Hershey is a maker of confectionery products that include chocolates, gum, candies, beverages, toppings, and even baking ingredients. Founded in 1894 by Milton Hershey in the United States, today it has one of the best-known dessert brands and has operations in more than 6o countries.
We see a P/E multiple of 23x on 2020 earnings as more than generous, given the comps average of 20-21x and given that the case for a premium is a murky one at best, at this time. When we assign this multiple to our 2020 EPS estimate of $6.13, we get the target price of $141. We therefore see HSY shares as fairly valued.
Hershey's earnings produced a mixed bag, which was not enough to tilt us in either bullish or bearish direction. We remain in the wait-and-see mode, while highlighting the following key takeaways:
North America Mainly Driven by Pricing: We see the in-line revenue growth of approximately 2% Y/Y mainly driven by improved pricing in North America, though we do not believe that this pricing is sustainable into 2020. Therefore, the question of volumes will remain fairly acute next year.
Reese's Brand Remains the Company's Hidden Card: With Reese's sales growing 6% Y/Y, we see the marketing push for this brand as strong enough to warrant at least 20-25 bps of per quarter acceleration in 2020, on an average basis.
Halloween Season Off to Strong Start: During the earnings call, management noted that initial sales for the Halloween season were strong, which is a solid read for 4Q19. We estimate that Halloween-related sales were at least 4-5% Y/Y greater than in 2018.
No Incremental Tailwinds Expected from Existing Partnerships: We see HSY's current partnerships, such as Disney, to have a relatively mute effect, as they target one-time events, such as a release of the Frozen 2 movie, where the incremental top-line is usually eaten up by the marketing expenses.
China's Business is Outperforming with high-single digits in revenue growth, but we expect that segment to decelerate as much as 500 bps, depending on where the tariffs stand. For now, we are assuming the base case of tariffs staying in place through 2020, since the administration did not signal that these tariffs will be rolled back even after the Phase One deal is signed.

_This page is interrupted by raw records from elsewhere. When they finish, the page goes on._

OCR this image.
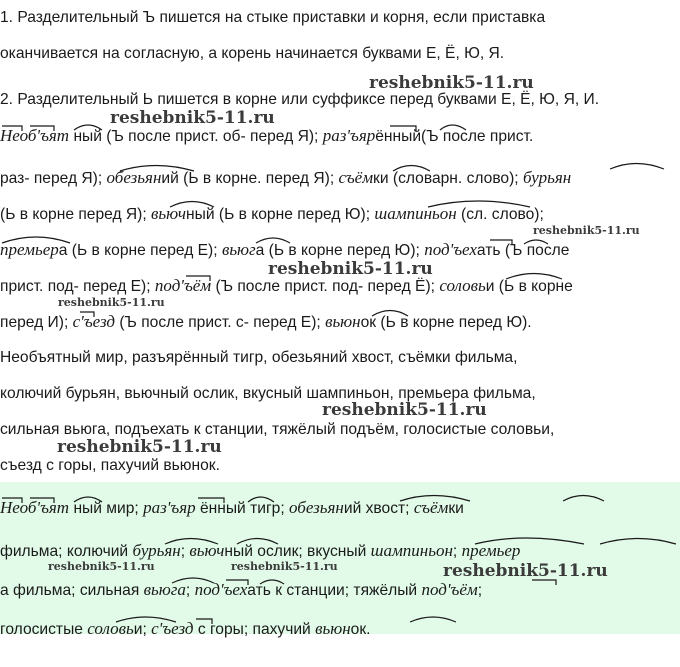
1. Разделительный Ъ пишется на стыке приставки и корня, если приставка
оканчивается на согласную, а корень начинается буквами Е, Ё, Ю, Я.
2. Разделительный Ь пишется в корне или суффиксе перед буквами Е, Ё, Ю, Я, И.
Необʹъят ный (Ъ после прист. об- перед Я); разʹъярённый(Ъ после прист.
раз- перед Я); обезьяний (Ь в корне. перед Я); съёмки (словарн. слово); бурьян
(Ь в корне перед Я); вьючный (Ь в корне перед Ю); шампиньон (сл. слово);
премьера (Ь в корне перед Е); вьюга (Ь в корне перед Ю); подʹъехать (Ъ после
прист. под- перед Е); подʹъём (Ъ после прист. под- перед Ё); соловьи (Ь в корне
перед И); сʹъезд (Ъ после прист. с- перед Е); вьюнок (Ь в корне перед Ю).
Необъятный мир, разъярённый тигр, обезьяний хвост, съёмки фильма,
колючий бурьян, вьючный ослик, вкусный шампиньон, премьера фильма,
сильная вьюга, подъехать к станции, тяжёлый подъём, голосистые соловьи,
съезд с горы, пахучий вьюнок.
Необʹъят ный мир; разʹъяр ённый тигр; обезьяний хвост; съёмки
фильма; колючий бурьян; вьючный ослик; вкусный шампиньон; премьер
а фильма; сильная вьюга; подʹъехать к станции; тяжёлый подʹъём;
голосистые соловьи; сʹъезд с горы; пахучий вьюнок.
reshebnik5-11.ru
reshebnik5-11.ru
reshebnik5-11.ru
reshebnik5-11.ru
reshebnik5-11.ru
reshebnik5-11.ru
reshebnik5-11.ru
reshebnik5-11.ru	reshebnik5-11.ru	reshebnik5-11.ru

Expect $300 MM in Share Buybacks in 2020: We believe that approximately 75% of total share repurchases of the remaining $410 MM authorization will take place next year, with $100-$200 MM additional buybacks likely authorized. Overall, Hershey remains a strong capital return story, but we do not see this as a major needle mover for investors.
Likely Outperformance from One Brands Acquisition: While the annual run rate for One is about $100 MM, we believe that synergies with HSY may lead to incremental $20 MM for the year, mainly manifested during the second half of 2020. We do not see this as a meaningful tailwind, but it's definitely a positive.
Macroeconomic risks could lead to decreased disposable income and thus negatively impact Hershey's sales.
Reputational risks, such as potential candy recall, could weaken Hershey's brand around the world.
Competitive risks: We believe that the greatest competitive risks Hershey faces are from international brands, since confectionary tastes are very nation-specific, which makes expansion in Mexico, China, Brazil, and other emerging economies difficult for HSY.